Наталья почувствовала, как от страха и напряжения ночная сорочка пропиталась потом.

«Не ровён час явится вурдалак…» – подумала она и задремала.

…И вурдалак действительно явился. Примерно в два часа ночи декоративное панно, скрывающее тайный ход, отворилось. Оттуда вышел Дракула…

Неожиданно Наталья Сергеевна ощутила холод и дуновение набежавшего воздуха, она открыла глаза – в скудном отблеске свечей около камина стоял призрак. Его серебряные латы зловеще сверкали… На груди отчётливо различался золотой дракон, на голове – крылатый шлем. А вместо лица зияла чернота…

Наталья почувствовала, как сердце ушло в пятки… Она пыталась закричать, позвать на помощь, но язык не повиновался ей.

Увидев, что женщина проснулась, Дракула стал медленно приближаться к ней. Та пребывала в полном оцепенении, раздался лишь сдавленный крик, скорее похожий на вздох отчаяния. Дракула взял маленькую подушку, лежавшую на банкетке около кровати…

В этот момент портьера, украшавшая кровать, отодвинулась: появился Полянский. В правой руке он держал двухзарядный пистолет, а в левой, на всякий случай, дубинку. А вдруг оружие будет бессильно против нечисти? А уж дубинка – верное средство.

От внезапного появления поручика Дракула замер, явно пораженный. Этого было достаточно, чтобы Полянский сразил его метким выстрелом прямо в ногу.

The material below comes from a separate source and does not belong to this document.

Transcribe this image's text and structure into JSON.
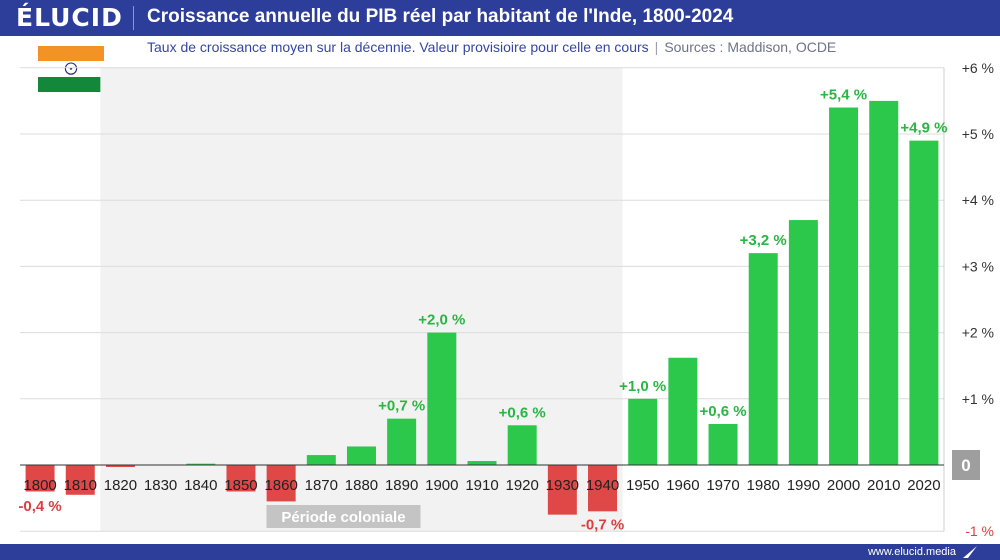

Дракула, не ожидая такого дерзкого нападения, издал протяжный крик и, хромая, попытался скрыться в чёрноте тайного хода. Но не тут-то было. Полянский настиг его и со всей силы огрел дубинкой по голове.

Дракула издал вполне человеческий крик, осел и рухнул на пол, как подкошенный.

– Отбегался, голубчик. Тоже мне – Дракула! – удовлетворённо произнёс поручик и взглянул на графиню. Оцепенение прошло, и женщину уже трясло от страха.

– Как вы, Наталья Васильевна?

– В п-порядке… – полепетала она.

– Тогда посветите мне…

Наталья с трудом поднялась с кровати, накинула халат, взяла подсвечник и приблизилась к поручику.

– Он мёртв?

– Не думаю. Просто без сознания. Посветите, а я осмотрю этого доморощённого Дракулу.

При ближайшем рассмотрении Полянский обнаружил, что латы и шлем заграничного вурдалака, были бутафорские, но весьма искусно сделанные из серебристой ткани.

– Провинциальный балаган… – проворчал поручик. – Что ж, откроем лицо актёра. Вы готовы? Не испугаетесь?

Наталья отрицательно покачала головой.

– После того, что я сегодня пережила, нет. Я хочу увидеть лицо этого негодяя.

– Что ж, воля ваша, – сказал поручик и снял с головы вурдалака бутафорский шлем, а с лица – плотную чёрную вуаль, коей безутешные вдовы украшают свои шляпки.

– Боже мой! Боже мой! Негодяй! Какой негодяй! – негодовала графиня. – А покойный Николай Яковлевич доверял ему!

– М-да… Не ожидал… – задумчиво протянул поручик. – Наш Дракула, не кто иной, как сам господин Берсеньев, управляющий имением.

* * *

Пока доморощенный Дракула пребывал без сознания, поручик обыскал его с особым тщанием, и в одном из потайных карманов обнаружил миниатюрный кинжал-валет, весьма схожий с тем, на который обратил внимание на витрине в рыцарской зале.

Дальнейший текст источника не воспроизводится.